Linear regression, in one form or another, is one of the most widely used statistical techniques for examining the effects of some group of explanatory (predictor) variables on an outcome variable. We use multi linear regression analysis when our dependent variable is either continuous, a scale variable, or interval level. The independent variable can be any level (continuous, a scale variable, interval level, or categorical). However, any independent variables that are categorical have to be code in a very specific way called dummy coding.
One of the most import parts of regression analysis is choosing the variables that should be in the model. Always use theory to develop your regression models. The variables in our models are also influence by our literature review (i.e. what variables have been used in the past).
Here’s the basic drop down menu path to run a regression model.
Analyze Regression Linear choose your dependent variable and choose your independent variables (if there is a reason you want to enter the independent variables in a particular order or in steps then use the next button) Statistics click on R squared change continue paste or OK.

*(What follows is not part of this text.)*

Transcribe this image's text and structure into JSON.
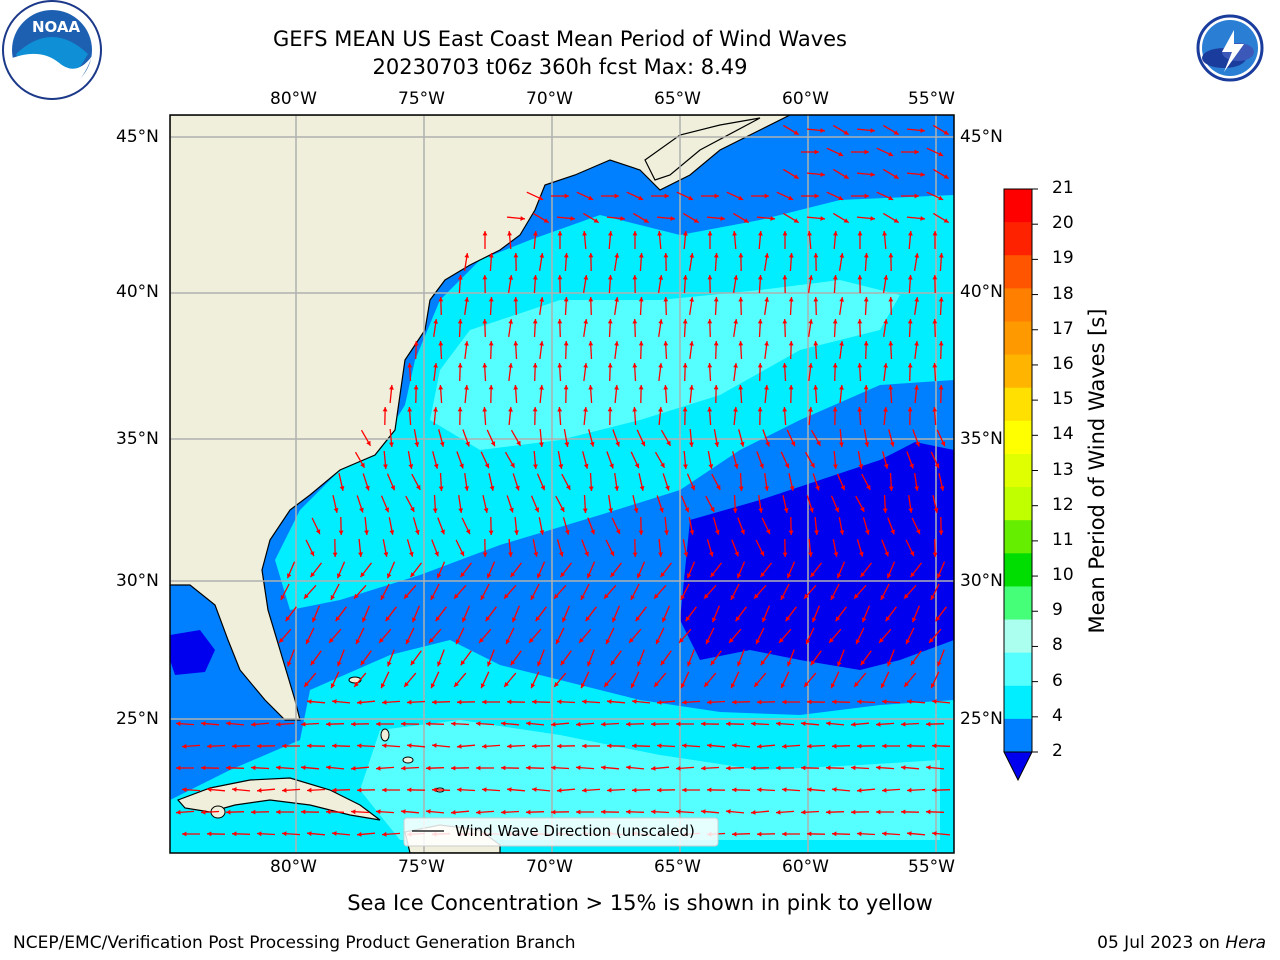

Class example for states data (STATES07withSouth.sav). The dependent variable is going to be crime rate CRS28. I am having you enter the independent variables in 2 steps. In the first step I want you to enter the variable South and in the second step enter poverty rate (PVS493) and high school dropout rate (EDS130). Often we enter independent variables in 2 or more steps to test what we call mediated models (mediated models are beyond the scope of this class) or to see the added effect of an additional variable. I am having you use 2 steps to demonstrate what happened to the slopes (b and beta) when multicollinearity is present (When independent variables are correlated with each other; they are almost always correlated).